Autograph Letter unsigned (incomplete?). Camp Garden of the Gods [Colorado], June 30, 1878. 4pp. To Mrs. Libbie M. Betzer and Children.
The writer, who suffered from lung problems and had come to be cured by the Colorado air, gives a long description of the Garden of the Gods near Colorado Springs - “a lively place to camp…such grand scenery and such nice valleys…”

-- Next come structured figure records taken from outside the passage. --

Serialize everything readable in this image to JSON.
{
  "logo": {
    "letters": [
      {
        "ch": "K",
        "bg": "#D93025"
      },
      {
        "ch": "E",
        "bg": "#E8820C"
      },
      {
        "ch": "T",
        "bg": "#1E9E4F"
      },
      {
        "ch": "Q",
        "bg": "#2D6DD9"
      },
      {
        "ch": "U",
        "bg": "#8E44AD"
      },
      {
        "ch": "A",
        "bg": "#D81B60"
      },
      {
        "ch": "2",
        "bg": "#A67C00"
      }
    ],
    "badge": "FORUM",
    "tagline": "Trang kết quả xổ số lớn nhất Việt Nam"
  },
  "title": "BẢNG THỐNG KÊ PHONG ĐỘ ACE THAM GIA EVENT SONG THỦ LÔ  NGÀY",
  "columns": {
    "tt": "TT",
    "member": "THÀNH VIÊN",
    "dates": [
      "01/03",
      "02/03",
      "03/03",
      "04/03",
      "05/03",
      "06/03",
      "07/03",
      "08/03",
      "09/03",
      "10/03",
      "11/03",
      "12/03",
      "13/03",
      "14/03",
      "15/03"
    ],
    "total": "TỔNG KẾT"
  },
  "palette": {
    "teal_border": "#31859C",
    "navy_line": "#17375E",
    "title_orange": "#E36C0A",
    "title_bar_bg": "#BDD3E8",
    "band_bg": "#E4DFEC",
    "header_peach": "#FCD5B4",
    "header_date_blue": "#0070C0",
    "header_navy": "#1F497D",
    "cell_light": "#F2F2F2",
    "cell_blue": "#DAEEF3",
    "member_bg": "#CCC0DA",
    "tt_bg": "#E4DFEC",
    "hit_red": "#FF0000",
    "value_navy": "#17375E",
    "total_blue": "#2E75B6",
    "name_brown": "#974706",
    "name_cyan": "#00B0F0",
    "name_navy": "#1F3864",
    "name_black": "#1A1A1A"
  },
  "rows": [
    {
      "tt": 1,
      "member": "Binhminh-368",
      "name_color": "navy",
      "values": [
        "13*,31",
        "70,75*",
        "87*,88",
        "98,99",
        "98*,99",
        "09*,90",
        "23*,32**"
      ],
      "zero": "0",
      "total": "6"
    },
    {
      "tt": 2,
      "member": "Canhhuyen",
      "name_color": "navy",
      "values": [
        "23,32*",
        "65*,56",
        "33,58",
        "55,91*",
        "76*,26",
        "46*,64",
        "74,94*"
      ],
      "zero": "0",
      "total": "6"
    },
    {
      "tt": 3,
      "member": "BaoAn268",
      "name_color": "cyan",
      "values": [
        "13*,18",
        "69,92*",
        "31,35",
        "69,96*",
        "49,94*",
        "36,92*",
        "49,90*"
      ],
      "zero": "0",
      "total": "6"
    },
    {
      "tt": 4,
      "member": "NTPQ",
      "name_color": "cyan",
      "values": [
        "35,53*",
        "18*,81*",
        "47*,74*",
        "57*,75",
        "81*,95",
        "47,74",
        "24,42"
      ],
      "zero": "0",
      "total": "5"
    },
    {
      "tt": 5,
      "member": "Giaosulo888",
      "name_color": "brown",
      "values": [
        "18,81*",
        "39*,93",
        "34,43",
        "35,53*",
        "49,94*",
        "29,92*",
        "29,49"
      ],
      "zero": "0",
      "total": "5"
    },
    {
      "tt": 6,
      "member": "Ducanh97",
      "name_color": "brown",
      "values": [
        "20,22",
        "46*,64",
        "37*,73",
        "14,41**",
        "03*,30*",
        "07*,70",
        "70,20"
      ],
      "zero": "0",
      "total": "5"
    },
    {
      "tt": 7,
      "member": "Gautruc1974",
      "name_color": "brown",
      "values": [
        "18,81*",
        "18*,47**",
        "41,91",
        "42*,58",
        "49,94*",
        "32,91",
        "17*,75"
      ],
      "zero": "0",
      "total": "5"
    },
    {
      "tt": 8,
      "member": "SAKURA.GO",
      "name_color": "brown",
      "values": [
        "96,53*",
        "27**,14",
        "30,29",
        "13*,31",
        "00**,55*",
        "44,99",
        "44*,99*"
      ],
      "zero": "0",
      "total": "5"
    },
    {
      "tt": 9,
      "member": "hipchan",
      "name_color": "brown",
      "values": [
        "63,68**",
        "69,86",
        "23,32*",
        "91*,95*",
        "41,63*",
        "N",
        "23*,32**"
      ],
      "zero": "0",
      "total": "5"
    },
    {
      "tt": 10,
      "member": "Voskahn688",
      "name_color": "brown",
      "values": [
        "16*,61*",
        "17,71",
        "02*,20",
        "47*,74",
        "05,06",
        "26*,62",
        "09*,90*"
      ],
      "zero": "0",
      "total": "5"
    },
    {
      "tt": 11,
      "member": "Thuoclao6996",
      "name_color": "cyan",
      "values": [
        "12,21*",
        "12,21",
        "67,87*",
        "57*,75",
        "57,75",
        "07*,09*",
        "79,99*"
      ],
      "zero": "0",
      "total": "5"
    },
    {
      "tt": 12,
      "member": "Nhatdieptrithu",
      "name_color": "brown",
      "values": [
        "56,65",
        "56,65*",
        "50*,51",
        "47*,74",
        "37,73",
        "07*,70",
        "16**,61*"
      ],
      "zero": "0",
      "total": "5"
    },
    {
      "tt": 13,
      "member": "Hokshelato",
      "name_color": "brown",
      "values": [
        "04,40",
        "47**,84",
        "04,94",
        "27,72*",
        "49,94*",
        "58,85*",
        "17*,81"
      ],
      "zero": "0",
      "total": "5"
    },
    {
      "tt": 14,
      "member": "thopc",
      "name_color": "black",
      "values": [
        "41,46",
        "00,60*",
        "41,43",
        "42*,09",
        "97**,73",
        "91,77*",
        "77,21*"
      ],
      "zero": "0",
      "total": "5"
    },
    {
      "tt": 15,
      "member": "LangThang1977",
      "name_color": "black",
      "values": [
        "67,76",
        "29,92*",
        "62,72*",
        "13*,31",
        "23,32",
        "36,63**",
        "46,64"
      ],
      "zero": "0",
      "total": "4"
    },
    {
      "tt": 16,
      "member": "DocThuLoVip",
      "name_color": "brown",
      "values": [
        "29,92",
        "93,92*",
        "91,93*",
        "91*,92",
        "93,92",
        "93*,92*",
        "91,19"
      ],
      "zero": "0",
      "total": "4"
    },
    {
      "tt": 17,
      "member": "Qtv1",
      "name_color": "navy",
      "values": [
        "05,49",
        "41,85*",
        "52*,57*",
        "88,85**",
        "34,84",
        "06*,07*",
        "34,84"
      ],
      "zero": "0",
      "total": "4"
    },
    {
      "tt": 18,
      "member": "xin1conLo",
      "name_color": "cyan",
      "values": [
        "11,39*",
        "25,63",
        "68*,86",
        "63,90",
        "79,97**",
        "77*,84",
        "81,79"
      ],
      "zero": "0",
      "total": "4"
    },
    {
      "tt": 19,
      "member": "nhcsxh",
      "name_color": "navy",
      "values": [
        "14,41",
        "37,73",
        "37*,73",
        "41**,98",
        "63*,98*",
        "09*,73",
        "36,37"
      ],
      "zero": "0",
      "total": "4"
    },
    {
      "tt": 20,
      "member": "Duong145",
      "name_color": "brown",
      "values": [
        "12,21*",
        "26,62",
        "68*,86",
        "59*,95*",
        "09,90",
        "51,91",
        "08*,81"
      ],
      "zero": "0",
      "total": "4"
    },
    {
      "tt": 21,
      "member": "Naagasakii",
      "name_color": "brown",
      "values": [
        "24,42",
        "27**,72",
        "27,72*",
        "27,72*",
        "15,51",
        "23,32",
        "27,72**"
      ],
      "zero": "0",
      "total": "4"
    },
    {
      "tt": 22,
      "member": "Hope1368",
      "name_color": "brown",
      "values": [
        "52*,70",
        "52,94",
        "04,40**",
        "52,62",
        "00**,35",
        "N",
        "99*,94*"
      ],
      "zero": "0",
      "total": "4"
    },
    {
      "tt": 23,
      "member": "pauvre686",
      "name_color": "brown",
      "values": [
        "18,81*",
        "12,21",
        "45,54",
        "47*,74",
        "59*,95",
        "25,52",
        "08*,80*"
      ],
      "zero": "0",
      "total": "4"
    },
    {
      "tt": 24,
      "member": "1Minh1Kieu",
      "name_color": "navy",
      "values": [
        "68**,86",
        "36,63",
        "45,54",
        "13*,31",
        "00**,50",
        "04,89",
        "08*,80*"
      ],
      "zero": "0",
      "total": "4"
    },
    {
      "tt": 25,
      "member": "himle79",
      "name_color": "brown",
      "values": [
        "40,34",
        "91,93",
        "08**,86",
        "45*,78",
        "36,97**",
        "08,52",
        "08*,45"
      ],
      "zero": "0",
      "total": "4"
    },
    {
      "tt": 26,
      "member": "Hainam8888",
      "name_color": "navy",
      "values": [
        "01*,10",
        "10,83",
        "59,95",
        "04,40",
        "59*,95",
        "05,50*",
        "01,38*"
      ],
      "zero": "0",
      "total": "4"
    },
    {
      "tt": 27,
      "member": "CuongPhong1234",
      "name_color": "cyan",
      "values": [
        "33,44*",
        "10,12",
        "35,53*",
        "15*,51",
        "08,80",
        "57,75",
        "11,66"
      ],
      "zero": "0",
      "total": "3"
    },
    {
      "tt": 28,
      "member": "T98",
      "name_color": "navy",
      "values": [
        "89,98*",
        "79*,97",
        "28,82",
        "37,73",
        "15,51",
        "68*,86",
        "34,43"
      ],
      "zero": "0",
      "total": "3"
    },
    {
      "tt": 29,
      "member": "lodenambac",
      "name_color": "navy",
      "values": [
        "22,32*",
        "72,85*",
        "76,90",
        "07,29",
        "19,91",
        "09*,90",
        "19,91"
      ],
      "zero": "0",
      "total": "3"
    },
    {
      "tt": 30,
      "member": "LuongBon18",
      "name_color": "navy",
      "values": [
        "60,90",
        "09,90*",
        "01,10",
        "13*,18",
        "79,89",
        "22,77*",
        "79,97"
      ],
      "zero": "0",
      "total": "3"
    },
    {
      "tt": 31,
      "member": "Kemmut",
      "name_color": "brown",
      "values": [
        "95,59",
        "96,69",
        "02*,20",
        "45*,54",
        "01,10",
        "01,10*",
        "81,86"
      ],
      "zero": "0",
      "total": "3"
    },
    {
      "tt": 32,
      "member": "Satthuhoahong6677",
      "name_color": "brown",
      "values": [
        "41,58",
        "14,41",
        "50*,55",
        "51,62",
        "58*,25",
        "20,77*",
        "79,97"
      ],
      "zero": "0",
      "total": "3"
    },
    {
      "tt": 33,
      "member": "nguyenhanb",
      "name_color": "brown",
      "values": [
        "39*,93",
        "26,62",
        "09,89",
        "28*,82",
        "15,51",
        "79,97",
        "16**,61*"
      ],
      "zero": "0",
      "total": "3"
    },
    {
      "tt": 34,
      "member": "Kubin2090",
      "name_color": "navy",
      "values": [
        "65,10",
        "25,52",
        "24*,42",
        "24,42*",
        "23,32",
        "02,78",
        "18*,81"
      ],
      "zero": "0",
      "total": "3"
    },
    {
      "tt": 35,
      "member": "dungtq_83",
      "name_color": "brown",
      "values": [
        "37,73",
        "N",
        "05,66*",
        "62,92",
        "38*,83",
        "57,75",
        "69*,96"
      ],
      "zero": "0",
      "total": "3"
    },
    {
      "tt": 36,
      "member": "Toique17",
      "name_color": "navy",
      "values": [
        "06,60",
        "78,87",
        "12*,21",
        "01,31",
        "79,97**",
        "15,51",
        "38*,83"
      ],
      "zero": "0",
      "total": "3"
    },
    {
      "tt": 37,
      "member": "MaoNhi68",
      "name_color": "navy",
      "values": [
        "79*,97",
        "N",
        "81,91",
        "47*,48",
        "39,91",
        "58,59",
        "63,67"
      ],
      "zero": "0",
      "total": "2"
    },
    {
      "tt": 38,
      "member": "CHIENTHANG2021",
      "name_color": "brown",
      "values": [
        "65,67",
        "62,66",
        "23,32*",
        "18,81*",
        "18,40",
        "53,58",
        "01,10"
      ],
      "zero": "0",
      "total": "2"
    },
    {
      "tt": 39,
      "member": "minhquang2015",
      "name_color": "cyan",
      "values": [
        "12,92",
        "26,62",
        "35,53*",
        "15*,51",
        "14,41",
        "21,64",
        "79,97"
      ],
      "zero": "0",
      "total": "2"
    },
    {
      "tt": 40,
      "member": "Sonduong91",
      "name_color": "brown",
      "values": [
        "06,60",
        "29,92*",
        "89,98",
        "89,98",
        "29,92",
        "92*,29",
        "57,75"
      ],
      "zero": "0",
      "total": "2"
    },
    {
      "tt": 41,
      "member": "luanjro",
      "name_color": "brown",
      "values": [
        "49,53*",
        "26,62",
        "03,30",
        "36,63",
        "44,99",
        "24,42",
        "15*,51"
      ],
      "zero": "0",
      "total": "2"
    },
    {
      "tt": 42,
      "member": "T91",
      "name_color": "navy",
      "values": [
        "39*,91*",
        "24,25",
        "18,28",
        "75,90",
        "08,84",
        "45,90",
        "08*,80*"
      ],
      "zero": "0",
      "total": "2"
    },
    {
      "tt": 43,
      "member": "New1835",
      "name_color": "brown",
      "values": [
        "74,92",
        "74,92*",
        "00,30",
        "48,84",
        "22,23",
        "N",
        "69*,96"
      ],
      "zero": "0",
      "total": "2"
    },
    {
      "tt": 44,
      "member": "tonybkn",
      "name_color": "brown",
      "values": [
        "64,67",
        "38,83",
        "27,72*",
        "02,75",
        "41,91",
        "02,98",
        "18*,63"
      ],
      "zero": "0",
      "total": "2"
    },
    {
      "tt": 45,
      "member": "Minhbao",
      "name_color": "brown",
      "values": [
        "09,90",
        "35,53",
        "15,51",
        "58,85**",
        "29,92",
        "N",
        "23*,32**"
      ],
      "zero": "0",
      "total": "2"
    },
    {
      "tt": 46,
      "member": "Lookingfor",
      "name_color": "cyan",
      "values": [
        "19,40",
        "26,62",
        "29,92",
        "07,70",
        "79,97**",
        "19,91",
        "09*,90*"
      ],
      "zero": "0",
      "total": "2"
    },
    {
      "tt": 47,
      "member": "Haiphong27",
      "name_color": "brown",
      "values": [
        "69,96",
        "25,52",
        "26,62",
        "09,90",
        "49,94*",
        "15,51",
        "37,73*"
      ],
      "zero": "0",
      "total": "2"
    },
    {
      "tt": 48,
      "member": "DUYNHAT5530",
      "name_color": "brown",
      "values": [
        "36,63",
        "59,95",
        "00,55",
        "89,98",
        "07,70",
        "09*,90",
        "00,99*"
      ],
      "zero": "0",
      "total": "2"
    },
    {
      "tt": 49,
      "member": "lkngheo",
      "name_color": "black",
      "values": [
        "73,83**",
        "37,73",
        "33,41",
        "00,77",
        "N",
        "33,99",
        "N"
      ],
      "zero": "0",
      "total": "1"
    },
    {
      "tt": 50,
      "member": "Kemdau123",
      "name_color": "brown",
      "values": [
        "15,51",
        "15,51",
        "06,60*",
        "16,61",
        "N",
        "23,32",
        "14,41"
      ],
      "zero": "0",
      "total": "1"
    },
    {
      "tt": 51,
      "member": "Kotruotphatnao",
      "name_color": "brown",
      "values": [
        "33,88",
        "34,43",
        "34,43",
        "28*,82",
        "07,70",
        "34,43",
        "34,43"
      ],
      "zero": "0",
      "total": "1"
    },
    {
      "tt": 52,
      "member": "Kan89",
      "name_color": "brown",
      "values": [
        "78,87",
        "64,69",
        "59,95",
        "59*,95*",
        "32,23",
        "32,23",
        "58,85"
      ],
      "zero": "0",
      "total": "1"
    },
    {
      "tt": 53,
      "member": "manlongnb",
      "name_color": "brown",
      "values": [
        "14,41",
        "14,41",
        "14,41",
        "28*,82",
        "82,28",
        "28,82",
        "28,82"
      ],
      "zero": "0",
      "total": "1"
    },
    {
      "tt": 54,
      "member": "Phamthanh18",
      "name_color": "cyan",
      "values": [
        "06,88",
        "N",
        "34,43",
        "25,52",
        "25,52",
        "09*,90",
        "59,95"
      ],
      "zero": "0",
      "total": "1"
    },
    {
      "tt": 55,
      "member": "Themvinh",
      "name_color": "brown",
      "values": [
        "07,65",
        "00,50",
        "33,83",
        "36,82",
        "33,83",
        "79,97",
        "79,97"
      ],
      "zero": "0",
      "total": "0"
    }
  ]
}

Named by two surveyors 20 years before, the “Garden” was composed of “red sand stone, very soft and jagged…330 ft. high…Echo Rock, white sand stone…right at the south point is our wagon and tent…I took the cold chisel and cut my name and date so that it will stand for hundreds of years…by good grit and hard climbing we can go to the top…two great high walls and up the crevices where the rock has fell from the top and lodged in the cracks making a kind of stair way…there is cedar and pines (scrubby ones) growing almost to top of the rocks…In the big sinner is a cave about 100 feet long and 6 feet wide…” in which it was irresistible to “hallow” and hear the “roar” of the echo. There were constant visitors, men, women and children, arriving in “fancy rigs” or on pack animals, fresh from the train station, many camping for the night by the roadside – all standing atop the rocks, which were fairly easy to climb without danger of falling, even for the women, everyone”hallowing and singing…to hear themselves answered back…all the noises you ever heard…” The writer thought he could get plenty of work, hauling freight to Denver and was told he only needed cows and five acres to farm and could build a nice five-room home for $1000.
A year after the writer visited the area, a Colorado Springs philanthropist bought much of the land and later gave it to the city. Eventually, it became the public park which it is today.